The Rose Burrow

Robin Hood (2010)

Going to do my best to keep this tight because this is something that'll appear in my dissertation. Ultimately, what Ridley Scott seems interested in doing here is creating an origin story for the outlaw. The entirety of the film is about establishing why and how Robin Hood becomes "Robin of Loxley" (with an X for some reason) and his feuds with Prince John and the Sherriff of Nottingham, which, in this version, he should technically be lord of.

I think that, in this, the movie is unable to give us much of the joy and energy that makes Robin Hood films of the past so enjoyable. For example, the color palette is, as movies based on the medieval often are, exceptionally drab. Early in the film, during which he is Robin Longstride, Crowe wears what is closest to our vision of Robin Hood's outfit. Yet, I could not even detect his signature Lincoln green. If he wore green, it was a dark, practically grey version, with none of the vivacity that marks previous versions.

What I'd like to really mention in this movie, though, are its two major innovations, to my mind: the first is a more nuanced King John.

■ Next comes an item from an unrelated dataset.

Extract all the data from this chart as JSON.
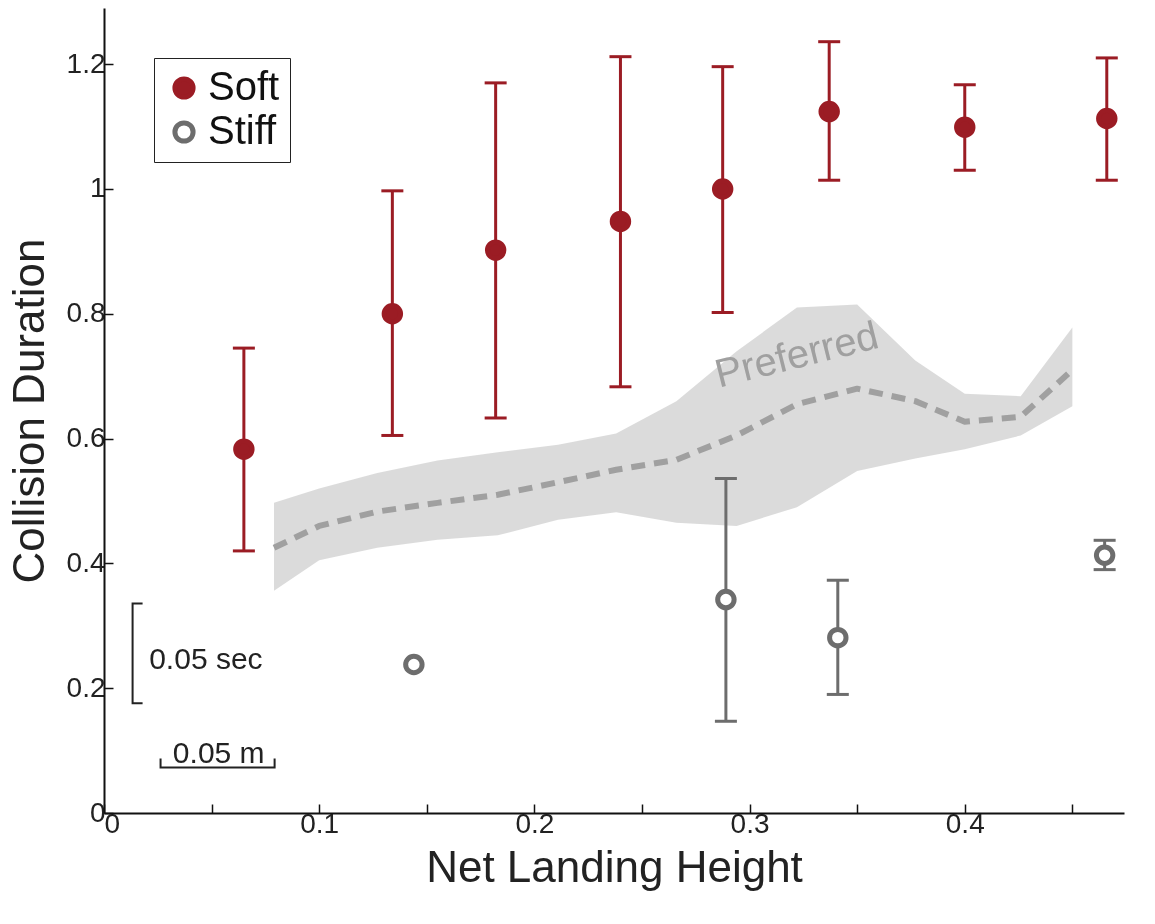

In most previous adaptations, John is an effete, almost lethargic ruler. He has no interest in ruling the kingdom, merely plundering it for his own riches. In the Disney version, you may remember he is a goofy, easily fooled idiot who cannot even see his jewels being stolen in front of his eyes. Here, our first scene of King John is him having an illicit romp with a French princess and he later shows a great deal of energy and even makes a promise to honor THE MAGNA CARTA, which he of course walks back, but it's an interesting choice, nonetheless. Additionally, John pushes back on his mother often, pointing out he is the "runt of eight children" and referencing his brother, the beloved King Richard, as someone not to hate, but as someone to live up to.

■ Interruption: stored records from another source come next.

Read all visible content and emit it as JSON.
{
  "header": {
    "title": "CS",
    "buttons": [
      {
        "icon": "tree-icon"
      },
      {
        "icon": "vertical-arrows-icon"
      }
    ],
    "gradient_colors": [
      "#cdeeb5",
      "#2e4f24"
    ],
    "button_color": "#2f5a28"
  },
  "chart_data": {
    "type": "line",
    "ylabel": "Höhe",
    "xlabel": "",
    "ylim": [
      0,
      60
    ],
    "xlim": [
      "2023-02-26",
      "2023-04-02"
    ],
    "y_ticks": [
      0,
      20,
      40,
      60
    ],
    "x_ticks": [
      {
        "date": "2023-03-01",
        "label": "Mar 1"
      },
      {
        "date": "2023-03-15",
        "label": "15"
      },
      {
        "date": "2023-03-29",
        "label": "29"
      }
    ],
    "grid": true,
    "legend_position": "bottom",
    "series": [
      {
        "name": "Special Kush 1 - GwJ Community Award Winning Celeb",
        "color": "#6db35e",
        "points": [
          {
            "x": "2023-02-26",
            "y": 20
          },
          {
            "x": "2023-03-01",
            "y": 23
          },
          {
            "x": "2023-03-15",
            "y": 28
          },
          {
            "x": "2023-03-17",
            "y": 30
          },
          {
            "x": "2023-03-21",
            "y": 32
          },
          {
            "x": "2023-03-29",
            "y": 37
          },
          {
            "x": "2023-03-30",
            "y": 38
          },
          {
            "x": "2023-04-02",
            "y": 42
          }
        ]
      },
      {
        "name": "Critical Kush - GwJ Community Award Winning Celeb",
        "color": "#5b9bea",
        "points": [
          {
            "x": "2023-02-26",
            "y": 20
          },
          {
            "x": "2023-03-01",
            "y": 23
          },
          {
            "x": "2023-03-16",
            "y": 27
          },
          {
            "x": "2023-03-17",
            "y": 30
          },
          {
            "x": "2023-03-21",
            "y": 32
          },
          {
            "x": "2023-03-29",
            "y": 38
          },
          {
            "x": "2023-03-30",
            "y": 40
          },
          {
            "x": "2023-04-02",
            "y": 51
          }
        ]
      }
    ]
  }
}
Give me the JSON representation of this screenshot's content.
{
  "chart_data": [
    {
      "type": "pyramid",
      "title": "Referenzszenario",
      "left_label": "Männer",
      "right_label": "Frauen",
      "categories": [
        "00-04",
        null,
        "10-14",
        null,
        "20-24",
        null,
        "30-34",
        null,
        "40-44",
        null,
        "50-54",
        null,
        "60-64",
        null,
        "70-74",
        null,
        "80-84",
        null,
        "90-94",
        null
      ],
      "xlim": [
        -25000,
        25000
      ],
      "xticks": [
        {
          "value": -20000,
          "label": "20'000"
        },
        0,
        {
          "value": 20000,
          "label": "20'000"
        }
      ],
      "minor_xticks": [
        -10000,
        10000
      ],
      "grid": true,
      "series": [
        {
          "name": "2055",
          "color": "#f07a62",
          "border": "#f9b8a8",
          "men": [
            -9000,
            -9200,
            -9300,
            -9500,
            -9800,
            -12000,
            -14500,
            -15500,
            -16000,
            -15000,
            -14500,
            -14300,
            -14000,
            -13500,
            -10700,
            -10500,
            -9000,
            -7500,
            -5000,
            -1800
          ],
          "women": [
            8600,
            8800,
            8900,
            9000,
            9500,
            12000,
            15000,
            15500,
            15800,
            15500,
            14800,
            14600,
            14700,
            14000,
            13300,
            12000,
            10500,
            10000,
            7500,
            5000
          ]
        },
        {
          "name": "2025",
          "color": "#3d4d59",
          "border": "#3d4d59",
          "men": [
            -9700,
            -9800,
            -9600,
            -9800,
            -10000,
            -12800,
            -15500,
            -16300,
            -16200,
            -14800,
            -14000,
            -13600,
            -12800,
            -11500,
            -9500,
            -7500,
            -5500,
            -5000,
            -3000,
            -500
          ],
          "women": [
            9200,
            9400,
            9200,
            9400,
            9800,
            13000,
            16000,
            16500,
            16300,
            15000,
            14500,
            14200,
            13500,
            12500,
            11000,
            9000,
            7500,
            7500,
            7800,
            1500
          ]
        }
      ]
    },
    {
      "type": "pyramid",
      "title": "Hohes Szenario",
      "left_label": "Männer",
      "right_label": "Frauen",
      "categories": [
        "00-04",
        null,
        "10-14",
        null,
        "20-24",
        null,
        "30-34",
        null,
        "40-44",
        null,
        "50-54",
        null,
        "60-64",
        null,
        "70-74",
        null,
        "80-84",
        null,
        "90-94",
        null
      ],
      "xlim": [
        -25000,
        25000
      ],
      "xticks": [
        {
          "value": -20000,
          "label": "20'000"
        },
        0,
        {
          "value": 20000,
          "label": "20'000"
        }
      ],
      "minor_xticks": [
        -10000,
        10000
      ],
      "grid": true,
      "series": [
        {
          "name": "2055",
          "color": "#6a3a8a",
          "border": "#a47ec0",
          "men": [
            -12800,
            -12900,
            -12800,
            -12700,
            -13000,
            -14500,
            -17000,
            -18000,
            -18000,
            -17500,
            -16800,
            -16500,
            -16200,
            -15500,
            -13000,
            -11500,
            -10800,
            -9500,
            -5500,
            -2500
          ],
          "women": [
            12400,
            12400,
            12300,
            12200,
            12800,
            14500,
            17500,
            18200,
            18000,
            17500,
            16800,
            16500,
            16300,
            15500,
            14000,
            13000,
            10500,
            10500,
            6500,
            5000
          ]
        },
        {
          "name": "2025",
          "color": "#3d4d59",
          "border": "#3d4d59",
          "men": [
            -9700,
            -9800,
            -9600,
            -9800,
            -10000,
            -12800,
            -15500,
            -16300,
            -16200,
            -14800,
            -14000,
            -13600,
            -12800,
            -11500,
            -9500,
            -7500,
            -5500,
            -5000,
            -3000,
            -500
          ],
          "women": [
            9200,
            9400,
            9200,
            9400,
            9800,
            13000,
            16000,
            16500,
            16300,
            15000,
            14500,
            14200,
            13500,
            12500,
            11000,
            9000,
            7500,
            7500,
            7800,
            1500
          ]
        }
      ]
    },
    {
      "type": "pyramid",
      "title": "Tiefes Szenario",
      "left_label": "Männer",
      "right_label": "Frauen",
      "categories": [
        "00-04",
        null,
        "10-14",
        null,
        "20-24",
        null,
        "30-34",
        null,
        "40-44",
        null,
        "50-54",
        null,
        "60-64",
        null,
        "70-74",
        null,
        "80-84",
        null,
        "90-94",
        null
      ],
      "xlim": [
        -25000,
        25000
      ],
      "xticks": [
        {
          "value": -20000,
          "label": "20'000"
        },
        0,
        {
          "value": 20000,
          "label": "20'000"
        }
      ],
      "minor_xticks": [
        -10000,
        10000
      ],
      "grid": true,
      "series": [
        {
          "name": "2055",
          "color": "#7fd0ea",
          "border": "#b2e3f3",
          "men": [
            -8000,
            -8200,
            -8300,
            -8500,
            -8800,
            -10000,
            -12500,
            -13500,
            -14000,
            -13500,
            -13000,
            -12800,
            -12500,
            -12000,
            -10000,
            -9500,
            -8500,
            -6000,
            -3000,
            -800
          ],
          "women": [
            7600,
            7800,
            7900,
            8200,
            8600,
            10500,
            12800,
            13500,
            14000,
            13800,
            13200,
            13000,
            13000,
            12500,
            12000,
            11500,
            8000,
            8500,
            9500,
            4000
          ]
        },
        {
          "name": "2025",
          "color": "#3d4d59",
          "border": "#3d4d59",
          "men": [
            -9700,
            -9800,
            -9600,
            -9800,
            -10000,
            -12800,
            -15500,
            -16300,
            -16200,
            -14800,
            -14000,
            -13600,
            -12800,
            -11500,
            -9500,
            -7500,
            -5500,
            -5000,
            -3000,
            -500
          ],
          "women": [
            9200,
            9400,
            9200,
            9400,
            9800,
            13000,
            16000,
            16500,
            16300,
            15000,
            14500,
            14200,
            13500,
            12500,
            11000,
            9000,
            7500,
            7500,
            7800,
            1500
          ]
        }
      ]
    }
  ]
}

The other major innovation is the invention of the character Godfrey. There is no antecedent to this character in the canon of Robin Hood, and for much of the film, I was asking myself why they did not choose to make this character Guy of Gisbourne, a stock villain in any other Robin Hood adaptation. Instead, Godfrey is a presumably part-French consult of King John who has decided to make a deal with King Phillip of France to help divide England and make it easier to conquer. Why? Unclear--his motivations are literally never discussed. Our closest is a scene in which he kills a man who says "You are English" and his response is simply "when it suits me." Overall, he's a sneering, unabashedly evil man, seeming to take joy in bloodshed and commanding his men to burn houses full of people down for no reason. Is he complex? Not at all. But, it's a new sort of hitch to the narrative.

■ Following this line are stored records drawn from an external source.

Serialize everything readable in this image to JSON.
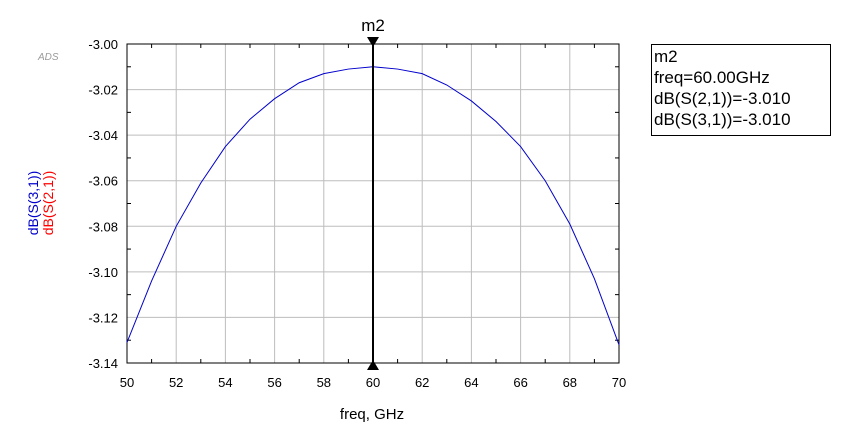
{
  "watermark": "ADS",
  "chart_data": {
    "type": "line",
    "xlabel": "freq, GHz",
    "ylabels": [
      {
        "text": "dB(S(3,1))",
        "color": "#0000cc"
      },
      {
        "text": "dB(S(2,1))",
        "color": "#ff0000"
      }
    ],
    "xlim": [
      50,
      70
    ],
    "ylim": [
      -3.14,
      -3.0
    ],
    "xticks": [
      50,
      52,
      54,
      56,
      58,
      60,
      62,
      64,
      66,
      68,
      70
    ],
    "yticks": [
      -3.0,
      -3.02,
      -3.04,
      -3.06,
      -3.08,
      -3.1,
      -3.12,
      -3.14
    ],
    "ytick_labels": [
      "-3.00",
      "-3.02",
      "-3.04",
      "-3.06",
      "-3.08",
      "-3.10",
      "-3.12",
      "-3.14"
    ],
    "grid": true,
    "series": [
      {
        "name": "dB(S(3,1))",
        "color": "#0000cc",
        "x": [
          50,
          51,
          52,
          53,
          54,
          55,
          56,
          57,
          58,
          59,
          60,
          61,
          62,
          63,
          64,
          65,
          66,
          67,
          68,
          69,
          70
        ],
        "y": [
          -3.131,
          -3.104,
          -3.08,
          -3.061,
          -3.045,
          -3.033,
          -3.024,
          -3.017,
          -3.013,
          -3.011,
          -3.01,
          -3.011,
          -3.013,
          -3.018,
          -3.025,
          -3.034,
          -3.045,
          -3.06,
          -3.079,
          -3.103,
          -3.132
        ]
      }
    ],
    "marker": {
      "name": "m2",
      "x": 60.0,
      "lines": [
        "m2",
        "freq=60.00GHz",
        "dB(S(2,1))=-3.010",
        "dB(S(3,1))=-3.010"
      ]
    }
  }
}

Viewed as just a movie, it's fine. Like, I didn't hate it and it doesn't drag in the way that Prince of Thieves does. But, I think where it really fails is that it feels less like the inheritance of Prince of Thieves and Adventures of Robin Hood and more like it belongs to The Lord of the Rings franchise. I felt this while watching it, but when in the finale, Marion appears in knight's armor, played by the same woman who did it in Lord of the Rings, I about lost my mind. Scott chooses to make the scale of this movie enormous (at one point crossing 200 miles on horseback in two days!) which makes it feel more "Epic." But epic has never been the hallmark of Robin Hood--the ironic nature of Robin Hood is that his stories are often small, localized adventures, almost always deeply embedded in Nottingham and the surrounding Sherwood forest. By making it a larger, grandiose narrative about the fate of England fighting France, all that Scott manages to do is invoke several elements--several locations bear the names of important locales in the medieval ballads--of the classic Robin Hood, but he ultimately loses sight of Sherwood Forest for the trees.